Multi-model debate via OpenRouter WebSocket:

  1. Chairman (user) sets the topic and can interject between rounds
  2. Members (4 AI models) take turns responding, each with a distinct role
  3. Rounds continue (default: 10) with chairman pauses between each
  4. Per-member memory extraction captures each model's insights
  5. File upload allows sharing documents for discussion (up to 200KB)

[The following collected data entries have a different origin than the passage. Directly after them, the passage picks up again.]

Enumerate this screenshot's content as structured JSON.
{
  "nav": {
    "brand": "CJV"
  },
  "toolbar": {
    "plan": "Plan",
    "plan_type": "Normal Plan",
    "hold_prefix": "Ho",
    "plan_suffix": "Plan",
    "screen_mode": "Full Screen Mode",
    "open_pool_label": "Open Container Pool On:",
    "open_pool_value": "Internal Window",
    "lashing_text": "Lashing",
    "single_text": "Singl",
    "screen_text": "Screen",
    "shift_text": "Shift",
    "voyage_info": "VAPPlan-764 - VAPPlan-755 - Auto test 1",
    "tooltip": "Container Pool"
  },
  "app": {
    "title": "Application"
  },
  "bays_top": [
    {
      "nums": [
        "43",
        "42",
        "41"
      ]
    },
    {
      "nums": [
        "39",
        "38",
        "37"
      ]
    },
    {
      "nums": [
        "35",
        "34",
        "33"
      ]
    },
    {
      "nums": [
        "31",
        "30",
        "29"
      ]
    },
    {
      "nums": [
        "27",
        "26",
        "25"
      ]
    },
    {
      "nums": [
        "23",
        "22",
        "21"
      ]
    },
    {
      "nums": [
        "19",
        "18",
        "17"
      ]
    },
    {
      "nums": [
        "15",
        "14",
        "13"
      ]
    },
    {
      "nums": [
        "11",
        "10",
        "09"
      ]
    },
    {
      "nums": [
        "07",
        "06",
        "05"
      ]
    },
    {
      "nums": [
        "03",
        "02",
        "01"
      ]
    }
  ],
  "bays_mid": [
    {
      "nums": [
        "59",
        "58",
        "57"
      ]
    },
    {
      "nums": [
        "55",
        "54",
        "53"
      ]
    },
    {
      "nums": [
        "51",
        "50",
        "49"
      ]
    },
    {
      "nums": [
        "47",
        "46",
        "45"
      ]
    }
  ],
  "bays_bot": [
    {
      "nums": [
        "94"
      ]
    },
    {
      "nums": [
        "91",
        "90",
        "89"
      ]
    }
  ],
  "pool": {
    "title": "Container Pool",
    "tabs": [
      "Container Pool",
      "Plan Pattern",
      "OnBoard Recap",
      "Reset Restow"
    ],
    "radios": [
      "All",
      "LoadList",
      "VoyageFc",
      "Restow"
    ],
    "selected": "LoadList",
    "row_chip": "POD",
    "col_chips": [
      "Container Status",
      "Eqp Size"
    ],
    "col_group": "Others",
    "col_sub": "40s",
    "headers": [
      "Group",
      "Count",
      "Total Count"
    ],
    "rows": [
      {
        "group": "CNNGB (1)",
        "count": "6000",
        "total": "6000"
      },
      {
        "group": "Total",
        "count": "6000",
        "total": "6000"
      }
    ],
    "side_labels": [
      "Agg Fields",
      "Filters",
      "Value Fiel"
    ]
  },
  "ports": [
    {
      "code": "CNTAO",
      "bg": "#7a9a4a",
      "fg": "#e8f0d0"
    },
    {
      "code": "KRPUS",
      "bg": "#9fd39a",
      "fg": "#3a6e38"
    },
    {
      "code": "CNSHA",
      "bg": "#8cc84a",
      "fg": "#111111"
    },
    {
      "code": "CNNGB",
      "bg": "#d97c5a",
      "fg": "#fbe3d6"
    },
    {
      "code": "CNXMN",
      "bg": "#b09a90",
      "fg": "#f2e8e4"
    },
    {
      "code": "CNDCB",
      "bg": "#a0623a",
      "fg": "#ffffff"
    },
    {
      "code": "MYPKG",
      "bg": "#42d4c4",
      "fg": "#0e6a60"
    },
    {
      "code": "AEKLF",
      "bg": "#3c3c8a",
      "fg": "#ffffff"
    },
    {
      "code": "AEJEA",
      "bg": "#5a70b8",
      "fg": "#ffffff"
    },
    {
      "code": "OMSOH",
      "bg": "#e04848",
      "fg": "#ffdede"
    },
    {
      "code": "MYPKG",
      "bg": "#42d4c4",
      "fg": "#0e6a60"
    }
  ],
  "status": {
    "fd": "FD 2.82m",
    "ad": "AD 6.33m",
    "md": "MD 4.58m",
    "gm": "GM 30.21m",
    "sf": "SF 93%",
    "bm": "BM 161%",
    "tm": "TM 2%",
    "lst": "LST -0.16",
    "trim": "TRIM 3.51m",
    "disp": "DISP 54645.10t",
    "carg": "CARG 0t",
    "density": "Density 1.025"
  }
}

Members maintain their own archival memories via the member_id field in the memory system.


Database Schema

SQLite with WAL mode for concurrent access. Key tables:

  • conversations — Conversation sessions with metadata
  • messages — Individual messages (user/assistant/system) with timestamps
  • core_memory_blocks — Persistent identity blocks (label, value, member_id)
  • archival_memories — Long-term memories with embeddings (content, importance, embedding, member_id, access_count, last_accessed)
  • session_summaries — Diary-style conversation summaries
  • agent_directives — Self-set goals with completion tracking
  • mud_rooms — Discovered MUD rooms with coordinates and notes
  • mud_notes — Agent scratchpad entries
  • audit_log — API request audit trail (Phase 47)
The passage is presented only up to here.